Thursday 27 January 2022

On demand: "ear for eye"

debbie tucker green's follow-up to her underseen feature debut Second Coming returns the playwright to her theatrical roots. An adaptation of her own 2018 play, ear for eye pokes around inside the post-Eric Garner moment on a soundstage occupied by a predominantly Black ensemble. The structure is tripartite. In the first, we eavesdrop on conversations tucker green's representative characters have with their family, peers and themselves on the subject of how to present to the world - chiefly a matter of going out with enough confidence to get you through the day, but not so much as to appear cocky or confrontational to those who would take you down. The second part is a Neil LaBute-ish dialogue between a Black student and an arrogant white professor in the wake of a high-school shooting; the third - adding an element of documentary - invites non-actors to read out those laws by which American states discriminated against its Black citizens. (There follows a mysterious coda, which will depend heavily on personal experience and interpretation.) It's exactly the kind of project the BFI has been backing since the 1970s (and we might see it as more than a little damning of society that the BFI still needs to back a project such as this, a half-century on): a small, self-contained unit of resistance to the abiding cultural and political status quo, relatively cheap to produce but abundantly rich in ideas.

tucker green's spare staging - people in a darkened space repurposed by the odd prop and the occasional lighting switch - keeps the focus firmly on those ideas, and especially on the words via which they're expressed. "We still having to have the damn Talk," one character laments early on - a reference both to the set of survival tips one generation passes down to the next, and the wider conversations around race that often appear circular, stuck like a back wheel in mud; that never seem to get us to the higher ground. This is the tucker green work that seems most caught up with language as a means of self-expression in a society where some parties get to express themselves more freely than others. The opening section - which occupies over half the running time, and proves pretty relentless in its talk, as if the playwright were making up for lost time, bringing us up to speed on two thousand years of race relations - forms an attempt to define not just the terms by which Black citizens enter into society, but the terms of the drama itself. The "ear" part of that title is fully covered. tucker green extends her frame of reference to include characters who communicate using sign language; she also proves one of the very few working playwrights who know how to write about social media - today's most prominent discussion forum - without making the toes curl. (Her kids talk as kids do when you hear them at the bus stop.)

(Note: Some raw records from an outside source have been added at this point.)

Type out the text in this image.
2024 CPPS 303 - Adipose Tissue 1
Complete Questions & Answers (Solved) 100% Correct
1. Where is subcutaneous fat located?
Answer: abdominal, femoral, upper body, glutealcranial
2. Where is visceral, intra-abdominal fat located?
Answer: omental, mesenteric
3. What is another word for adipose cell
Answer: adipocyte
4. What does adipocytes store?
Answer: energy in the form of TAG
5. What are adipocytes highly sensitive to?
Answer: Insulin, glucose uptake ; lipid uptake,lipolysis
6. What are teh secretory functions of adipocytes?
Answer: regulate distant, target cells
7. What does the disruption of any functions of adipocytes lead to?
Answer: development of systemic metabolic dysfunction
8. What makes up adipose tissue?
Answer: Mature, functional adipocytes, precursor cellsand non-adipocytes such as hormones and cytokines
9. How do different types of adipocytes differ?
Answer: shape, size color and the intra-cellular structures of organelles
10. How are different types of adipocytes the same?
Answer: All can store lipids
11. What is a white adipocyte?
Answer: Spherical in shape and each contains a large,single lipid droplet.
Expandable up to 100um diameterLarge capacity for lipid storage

The second and third sections, by marked contrast, are case studies, honing in on moments where the possibility of lasting, positive change - not least a fairer conversation - was snuffed out, where the dialogue ran straight into a brick wall. In the second, nervy formalities (such as the student's use of "sir") give way to something more informal; a facade drops - literally, in the instance of one effective coup de théâtre - and the student is left speechless. In the third, which makes exemplary use of split screen, there is no Black voice at all: we're carried back to a time when those facades, those separators and segregators, were first set in place, written into the very laws of the land. (And it's not just a handful of laws, either: the sequence occupies a full ten minutes of screen time.) As described, it may sound piecemeal, and it is - but that's tucker green's way of breaking down these issues, and of making every last one of her full stops count. You want these conversations to end on a happier note than they do; when they don't, you realise the extent to which the playwright has weaponised silence. In places, you may even gasp, much as you take a breath before starting a sentence; and indeed the whole ear for eye project, if it can be reduced to a single sentence, conveys something along the exasperated lines of "here, I'm done: now it's your turn to talk". That may alienate some who feel they don't know what or don't have anything to say, even after all these atrocities, all this time. Yet in the UK, at least, the film became a cultural event on a par with the launch of Derek Jarman's Blue thirty years before, simultaneously launching at the London Film Festival, in arthouses across the land, and in a prime Saturday night slot on BBC2. Somebody out there was listening, and maybe that's cause for slim hope. Bristling and provocative, forever setting the ball bearings in one's head to clicking anew, it's certainly something to talk about; for all its theatricality, it is finally cinema.

ear for eye is currently streaming via the BBC iPlayer.